Ex-task force chief’s drug, extortion case goes to jury

A federal jury deliberated into the night Tuesday but couldn't decide whether Roger Walls, former head of the 7th Judicial District drug task force, is guilty of conspiring to extort money and manufacture drugs.
    Deliberations will continue today.
    Testifying for hours Tuesday, Walls denied conspiring with former Saline County Prosecuting Attorney Dan Harmon to extort $5,500 from a Texas man or to take chemicals from the task force evidence locker to make methamphetamine.
    "We were a small, underfunded police agency that had to cover three counties, "Walls testified. "We made a tremendous number of cases each year."
    His attorney, Jack Lassiter, asked Walls point-blank, "Did you conspire with any of these people or anyone else to manufacture drugs? Have you ever unlawfully taken something from the evidence locker?"
    To each question, Walls' answer was a quiet "no, sir.'
    But on cross examination, Walls testified that he accompanied Harmon to Fort Worth and picked up Ernest Varnardo, drove him back to Arkansas and deposited him in the Grant County jail, but never arrested him.
    “I submit that if a person comes into your house, no matter how polite he is, takes you to another state, puts you in jail, that's an arrest," Assistant U.S. Attorney Dan Stripling said in his closing argument. "Mr. Varnardo thought it was an arrest. I would submit that if it happened to you, you would think it was an arrest too."
    Stripling pointed out that while the charges Varnardo faced from a traffic stop the previous year were filed in Saline County, Varnardo was kept in the Grant County jail almost a month without ever going before a judge - even though a bench warrant was out for his arrest for failure to appear at a hearing.
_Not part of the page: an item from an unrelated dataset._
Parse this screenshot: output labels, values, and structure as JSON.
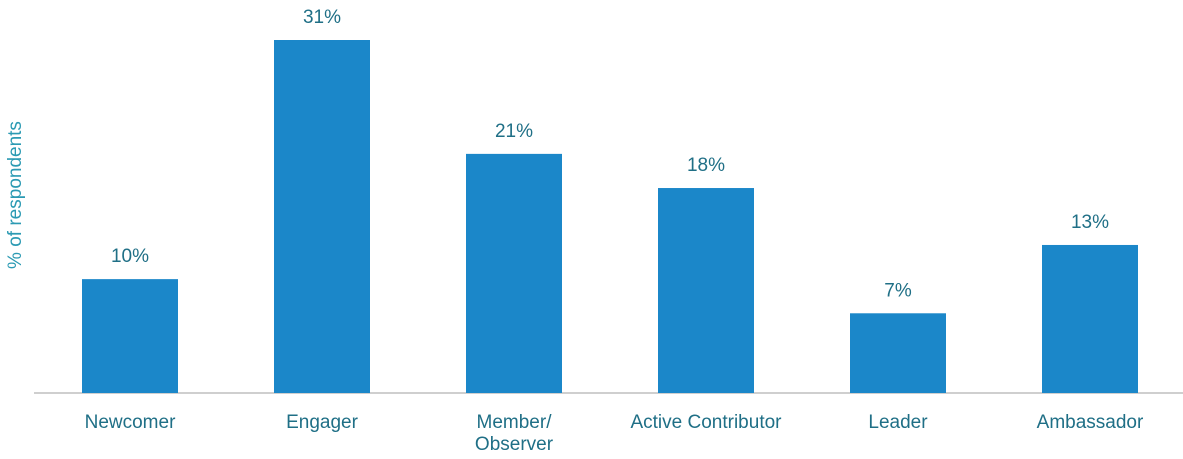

    "Mr. Varnardo was taken to a jail in another city, was never brought before a judge, and after about a month he was released," Stripling said. "That's not the action of a law enforcement officer doing his job. That's the action of a man trying to put some pressure on someone."
    In the second charge, Walls is accused of taking chemicals seized from convicted criminal Jimmy Bumgardner and giving them to a methamphetamine maker named Ronnie Knight.
    Lassiter attacked the evidence in his closing argument asking jurors to consider whether they can believe the witnesses the federal prosecutors used to make the case. He summarized the drug case as "three convicted felons with a lot of time in the penitentiary."
    "I want you to think about whether you can believe anything these people say at all," Lassiter said.
    He contends that many of the prosecution's witnesses are looking to either shorten their prison time or get revenge on Walls, whom he said was merely a law enforcement officer doing his job.
    In his June trial, Harmon faced the same two charges among the 11 he was battling. He was convicted of the extortion charge but acquitted of conspiracy to manufacture drugs.